Variations came. The “black” IPA, the Belgian IPA, the fruited IPA. When the “session” IPA came we scoffed that this was just a re-branded pale ale. But secretly we drank them, thankful that at least the alcohol was under control. And then there was a shift. Heady Topper started it on the East Coast, and it has since become it’s own style. The New England IPA, a cloudy, unbelievably aromatic, flavorful, and delicious beer that had the IBU level of a pale ale, but the hop flavor like nothing we’d ever tried before. Here were hops in their true essence, the flavor of this incredible ingredient displayed in a beer that allowed you to have that second pint and didn’t try to blow you away with unabashed bitterness.
Hype followed it. The breweries that produced it became legendary, their names spoken with hushed reverence and the beers coveted and gifted in equal measure. They appeared on the black market. Two hour waits in line in the parking lot of the brewery just for a chance to get a couple growlers. Production has increased but the demand hasn’t abated. Obviously, IPA has finally evolved into it’s true form, and the masses are clamoring.
But will people appreciate it the way I do? So many never had to go through those early years of growing pains, the IBU wars, the single hop varietals, the dreaded Belgian IPA. Will people pick up one of these New England IPAs and say from the very first sip, “this is amazing!” They won’t have the steep learning curve I went through when, on my first sip of that Sierra Nevada Pale Ale, I nearly spit it out.
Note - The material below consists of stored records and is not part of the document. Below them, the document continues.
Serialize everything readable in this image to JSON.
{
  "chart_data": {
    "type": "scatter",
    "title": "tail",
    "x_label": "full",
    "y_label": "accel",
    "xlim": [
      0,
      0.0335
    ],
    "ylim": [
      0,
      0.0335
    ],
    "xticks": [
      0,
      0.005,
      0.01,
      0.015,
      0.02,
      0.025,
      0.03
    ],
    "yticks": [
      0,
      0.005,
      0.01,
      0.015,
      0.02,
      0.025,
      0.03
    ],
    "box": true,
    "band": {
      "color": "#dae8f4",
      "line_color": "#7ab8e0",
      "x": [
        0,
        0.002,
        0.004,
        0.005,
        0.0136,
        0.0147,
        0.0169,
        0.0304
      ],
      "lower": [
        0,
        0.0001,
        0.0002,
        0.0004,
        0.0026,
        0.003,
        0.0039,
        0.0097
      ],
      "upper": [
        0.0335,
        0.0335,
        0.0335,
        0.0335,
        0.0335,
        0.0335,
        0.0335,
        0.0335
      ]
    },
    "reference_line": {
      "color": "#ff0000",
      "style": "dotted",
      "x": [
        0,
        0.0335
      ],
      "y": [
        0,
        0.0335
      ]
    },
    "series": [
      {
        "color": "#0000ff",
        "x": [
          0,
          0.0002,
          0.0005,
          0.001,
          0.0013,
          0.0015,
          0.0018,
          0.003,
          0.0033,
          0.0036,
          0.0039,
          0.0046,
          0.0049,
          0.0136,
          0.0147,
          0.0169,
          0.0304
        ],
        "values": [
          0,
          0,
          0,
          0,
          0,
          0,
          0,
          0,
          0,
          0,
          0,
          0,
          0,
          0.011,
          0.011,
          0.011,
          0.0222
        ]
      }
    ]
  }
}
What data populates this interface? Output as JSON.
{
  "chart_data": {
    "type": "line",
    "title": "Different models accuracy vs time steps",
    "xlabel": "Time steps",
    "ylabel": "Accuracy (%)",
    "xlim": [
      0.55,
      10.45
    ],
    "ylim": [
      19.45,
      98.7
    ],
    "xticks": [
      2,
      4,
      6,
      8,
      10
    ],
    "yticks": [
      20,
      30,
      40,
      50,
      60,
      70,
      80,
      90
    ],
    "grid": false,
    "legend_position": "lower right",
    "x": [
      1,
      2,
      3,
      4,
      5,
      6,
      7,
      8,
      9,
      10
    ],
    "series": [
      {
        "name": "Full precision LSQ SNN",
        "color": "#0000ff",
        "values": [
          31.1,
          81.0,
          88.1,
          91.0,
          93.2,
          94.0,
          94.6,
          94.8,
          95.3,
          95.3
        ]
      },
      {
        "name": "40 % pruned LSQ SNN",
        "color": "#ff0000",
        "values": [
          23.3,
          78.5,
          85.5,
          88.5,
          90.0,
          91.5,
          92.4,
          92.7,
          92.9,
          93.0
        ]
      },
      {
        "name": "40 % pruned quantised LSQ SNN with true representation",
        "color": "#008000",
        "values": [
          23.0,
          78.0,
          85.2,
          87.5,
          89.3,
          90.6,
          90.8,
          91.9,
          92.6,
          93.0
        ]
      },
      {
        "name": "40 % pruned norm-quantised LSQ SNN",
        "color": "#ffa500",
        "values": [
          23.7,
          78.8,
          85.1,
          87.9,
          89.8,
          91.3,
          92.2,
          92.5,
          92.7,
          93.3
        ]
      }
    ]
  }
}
Maybe it’s just the curmudgeonly griping of a thirty-something who simply was born to early, before the IPA renaissance. Like the old blues singers who legitimately had to pay their dues versus the pop stars who were born into a world where strife and struggle are things you read about on Google news. Will my children have the same stories about having to choke down “good” beer because they had to hide from the law? I don’t know. But I can say for myself that when I take a sip of that cloudy, floral, perfectly imbalanced IPA, I can tell you about the rough and difficult road the style took to get where it is, because I was there with it the whole way.